Une fois à l’intérieur, tout le petit groupe se disloqua ; l’une s’éclipsant sans doute vers le salon, l’autre réservant la salle de bains.. Ne restait finalement plus que lui et Elie qui l’entrainait au premier.
Tiens ? Elle savait pour sa salle de bain personnelle ? Cette fille avait le coup d’œil ! Le Ken esquissa un sourire qui signifiait bien que la suite des événements lui plaisait pas mal.

Une veste par-ci, un jean par-là, et ici, oh ! un soutif. Pas besoin d’être un fin linier, Ace suivit la piste, assez amusé, pour se retrouver dans la salle de bain en compagnie d’Elie.
Le pyromane ne se fit pas prier et il ne lui fallut pas plus de temps qu’à la mauvaise jumelle pour entrer dans l’eau à son tour et serrer celle qu’il aimait dans ses bras. Après une journée pareille, il n’y avait rien de mieux qu’un peu de détente au calme.

Les bruits de coups de feu et de pneus crissant étaient derrière eux à présent, mais encore trop récent pour que le pyromane l’affronte avec une conscience vraiment tranquille. Il avait été déconnecté de la réalité trop longtemps, mais ce soir-là, il avait vu de ses propres yeux que la tranquillité de Pacific Heights n’était qu’une infime partie de ce qu’était actuellement San Francisco. Comme si toute la ville s’était complètement métamorphosée pendant son absence.
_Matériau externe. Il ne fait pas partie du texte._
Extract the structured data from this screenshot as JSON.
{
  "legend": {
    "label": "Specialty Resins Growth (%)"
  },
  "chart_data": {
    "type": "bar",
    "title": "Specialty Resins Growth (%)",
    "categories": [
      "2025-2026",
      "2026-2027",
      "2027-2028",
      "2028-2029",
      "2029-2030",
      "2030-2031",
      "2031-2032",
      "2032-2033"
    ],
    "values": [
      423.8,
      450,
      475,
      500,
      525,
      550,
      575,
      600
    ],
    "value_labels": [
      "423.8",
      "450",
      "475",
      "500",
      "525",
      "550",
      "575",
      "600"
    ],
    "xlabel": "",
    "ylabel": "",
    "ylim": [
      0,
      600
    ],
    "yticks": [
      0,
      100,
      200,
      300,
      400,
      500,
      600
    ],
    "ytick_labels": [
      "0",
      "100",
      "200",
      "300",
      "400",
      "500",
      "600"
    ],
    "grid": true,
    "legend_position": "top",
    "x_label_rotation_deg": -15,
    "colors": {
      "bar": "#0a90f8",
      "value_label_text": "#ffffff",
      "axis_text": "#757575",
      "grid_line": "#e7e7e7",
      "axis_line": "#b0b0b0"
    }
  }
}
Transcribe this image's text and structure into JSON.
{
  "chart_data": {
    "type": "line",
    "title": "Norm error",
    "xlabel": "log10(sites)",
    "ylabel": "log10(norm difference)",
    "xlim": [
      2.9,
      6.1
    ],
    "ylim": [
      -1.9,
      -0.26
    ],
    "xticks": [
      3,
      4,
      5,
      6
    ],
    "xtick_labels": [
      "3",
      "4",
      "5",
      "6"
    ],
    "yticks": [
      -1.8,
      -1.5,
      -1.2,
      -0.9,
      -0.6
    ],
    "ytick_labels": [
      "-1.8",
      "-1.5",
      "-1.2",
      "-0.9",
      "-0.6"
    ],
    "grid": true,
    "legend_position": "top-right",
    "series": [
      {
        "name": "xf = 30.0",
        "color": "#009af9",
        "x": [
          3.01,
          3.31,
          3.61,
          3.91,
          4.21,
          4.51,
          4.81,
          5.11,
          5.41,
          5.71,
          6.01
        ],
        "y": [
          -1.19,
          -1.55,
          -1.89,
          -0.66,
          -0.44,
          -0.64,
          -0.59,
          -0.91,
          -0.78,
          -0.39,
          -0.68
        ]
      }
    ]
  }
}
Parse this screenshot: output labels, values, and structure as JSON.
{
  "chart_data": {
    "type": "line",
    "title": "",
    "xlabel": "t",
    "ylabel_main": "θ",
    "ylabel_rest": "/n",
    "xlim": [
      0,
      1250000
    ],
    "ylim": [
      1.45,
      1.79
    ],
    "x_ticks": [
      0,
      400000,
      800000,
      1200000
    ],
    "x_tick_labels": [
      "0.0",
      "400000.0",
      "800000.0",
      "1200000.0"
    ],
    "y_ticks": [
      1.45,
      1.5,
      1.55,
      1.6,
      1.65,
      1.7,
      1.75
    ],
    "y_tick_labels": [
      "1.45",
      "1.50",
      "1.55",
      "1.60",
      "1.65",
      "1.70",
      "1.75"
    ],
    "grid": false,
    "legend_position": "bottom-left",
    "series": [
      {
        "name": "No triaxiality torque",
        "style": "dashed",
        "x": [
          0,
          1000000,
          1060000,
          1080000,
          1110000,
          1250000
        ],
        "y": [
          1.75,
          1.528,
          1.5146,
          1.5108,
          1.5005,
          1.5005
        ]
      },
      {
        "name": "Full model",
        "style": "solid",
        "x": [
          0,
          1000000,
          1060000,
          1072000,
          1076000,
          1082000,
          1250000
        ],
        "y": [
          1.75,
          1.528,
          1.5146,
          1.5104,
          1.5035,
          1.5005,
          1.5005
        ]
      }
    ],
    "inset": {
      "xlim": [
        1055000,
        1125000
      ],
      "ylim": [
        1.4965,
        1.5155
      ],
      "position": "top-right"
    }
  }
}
Il tenta d’oublier les récents événements pendant son bain, relativisant comme il le pouvait. Après tout, il n’en était pas à son premier ‘crime’, en soi. Même si cette fois la mort des flics avait été un peu plus expéditive que celle qu’il réservait à ses clients d’habitude. Boh, ces cons l’avaient bien cherché.
Les caresses que le couple échangèrent dans un cadre presque romantique et coupé du reste du monde détendirent les nerfs mis à vifs, les préparant tous deux à la suite du programme qui se déroulerait à Dreamland. Avoir affaire à deux histoires dans deux mondes différents rendait la chose difficile à suivre ; avec un peu de chance il finirait par se convaincre que tout irait mieux après…
… Après quoi ?

L’eau était tiède, désormais. Le pyromane estima être resté dans la flotte suffisamment longtemps à son goût et après s’être étiré, il alla chercher deux serviettes ; une pour lui et une pour Elie quand elle voudrait sortir.
Il s’essuya distraitement et rejoignit sa chambre pour y choisir des fringues propres – et sèches, surtout.
- Si t’as besoin d’fringues, tu peux piquer chez ma mère. ‘Doit y avoir des trucs un peu moins grave que c’que vous avez porté c’soir lança-t-il à la mauvaise jumelle sans plus de tact que d’habitude. De toute façon elles l’avaient dit elles-mêmes que ça faisait pute.. alors bon.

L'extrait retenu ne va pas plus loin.